These tendered facts do not create any ambiguity in the will because they fail to raise a semantically plausible alternative candidate of meaning.   If true, they show his father should have consulted a lawyer, because to effectuate his beliefs he needed to have a valid will disinheriting his adopted-out children.   By this offer of proof Scott is not even trying to establish an ambiguity about the terms of the will, he is trying to establish his father's probable intention in the event the disposition in the will failed.
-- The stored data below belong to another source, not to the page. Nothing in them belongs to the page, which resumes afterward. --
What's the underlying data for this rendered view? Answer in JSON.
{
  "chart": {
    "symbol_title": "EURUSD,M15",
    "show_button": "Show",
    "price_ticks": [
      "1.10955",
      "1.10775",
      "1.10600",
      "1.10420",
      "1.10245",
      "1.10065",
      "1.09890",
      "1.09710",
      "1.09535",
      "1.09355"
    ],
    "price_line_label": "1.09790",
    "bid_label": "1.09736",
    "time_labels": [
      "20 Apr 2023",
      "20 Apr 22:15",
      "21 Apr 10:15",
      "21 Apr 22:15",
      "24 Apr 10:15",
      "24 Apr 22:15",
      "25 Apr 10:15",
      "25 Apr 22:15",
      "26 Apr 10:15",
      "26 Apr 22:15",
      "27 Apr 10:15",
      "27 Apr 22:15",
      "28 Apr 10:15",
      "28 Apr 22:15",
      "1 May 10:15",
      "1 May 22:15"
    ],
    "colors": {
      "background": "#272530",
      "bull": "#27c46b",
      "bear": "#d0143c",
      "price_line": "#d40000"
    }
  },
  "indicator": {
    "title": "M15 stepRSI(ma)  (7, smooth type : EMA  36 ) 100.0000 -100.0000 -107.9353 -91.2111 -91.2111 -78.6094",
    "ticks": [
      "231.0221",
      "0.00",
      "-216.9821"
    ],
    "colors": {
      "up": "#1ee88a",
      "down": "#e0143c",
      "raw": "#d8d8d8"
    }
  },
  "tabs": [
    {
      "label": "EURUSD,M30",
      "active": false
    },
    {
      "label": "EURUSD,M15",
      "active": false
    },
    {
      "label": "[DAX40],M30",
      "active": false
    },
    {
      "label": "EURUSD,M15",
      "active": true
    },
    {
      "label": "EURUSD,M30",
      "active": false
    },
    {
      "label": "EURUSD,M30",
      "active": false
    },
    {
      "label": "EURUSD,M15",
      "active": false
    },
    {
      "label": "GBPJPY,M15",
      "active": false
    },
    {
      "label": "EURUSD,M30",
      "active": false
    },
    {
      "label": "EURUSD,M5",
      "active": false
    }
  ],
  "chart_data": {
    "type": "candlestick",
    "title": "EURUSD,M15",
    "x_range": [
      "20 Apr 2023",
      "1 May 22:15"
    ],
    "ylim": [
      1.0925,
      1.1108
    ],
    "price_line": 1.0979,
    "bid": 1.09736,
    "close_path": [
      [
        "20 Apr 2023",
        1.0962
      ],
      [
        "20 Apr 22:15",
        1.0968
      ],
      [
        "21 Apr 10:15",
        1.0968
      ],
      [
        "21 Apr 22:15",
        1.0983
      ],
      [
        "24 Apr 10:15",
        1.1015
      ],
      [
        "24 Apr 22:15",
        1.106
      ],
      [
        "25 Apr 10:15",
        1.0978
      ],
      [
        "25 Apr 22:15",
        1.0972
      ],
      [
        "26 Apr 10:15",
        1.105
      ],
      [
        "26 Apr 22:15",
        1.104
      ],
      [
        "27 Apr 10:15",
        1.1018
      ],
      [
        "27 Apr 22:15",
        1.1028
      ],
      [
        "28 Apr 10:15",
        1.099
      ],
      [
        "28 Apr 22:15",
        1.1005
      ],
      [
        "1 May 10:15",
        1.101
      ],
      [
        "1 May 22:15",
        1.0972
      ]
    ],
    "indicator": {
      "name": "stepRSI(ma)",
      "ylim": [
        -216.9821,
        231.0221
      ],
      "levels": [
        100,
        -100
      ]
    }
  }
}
He wants to impeach the general rule that people know the law, to have the default lapse (and antilapse) rules rendered inapplicable.   He wants to have a trial on intent to take the place of a lawful will disinheriting the other children.   We know of no authority allowing such a trial.  (See 12 Witkin, Summary of Cal. Law (9th ed.   1990) Wills and Probate, § 324, p. 359 [summarizing Estate of Casey (1982) 128 Cal.App.3d 867, 873, 198 Cal.Rptr. 170:  “Extrinsic evidence could not be offered to show that the testator would have made a different provision if he had anticipated that the named devisee ․ would predecease him”].)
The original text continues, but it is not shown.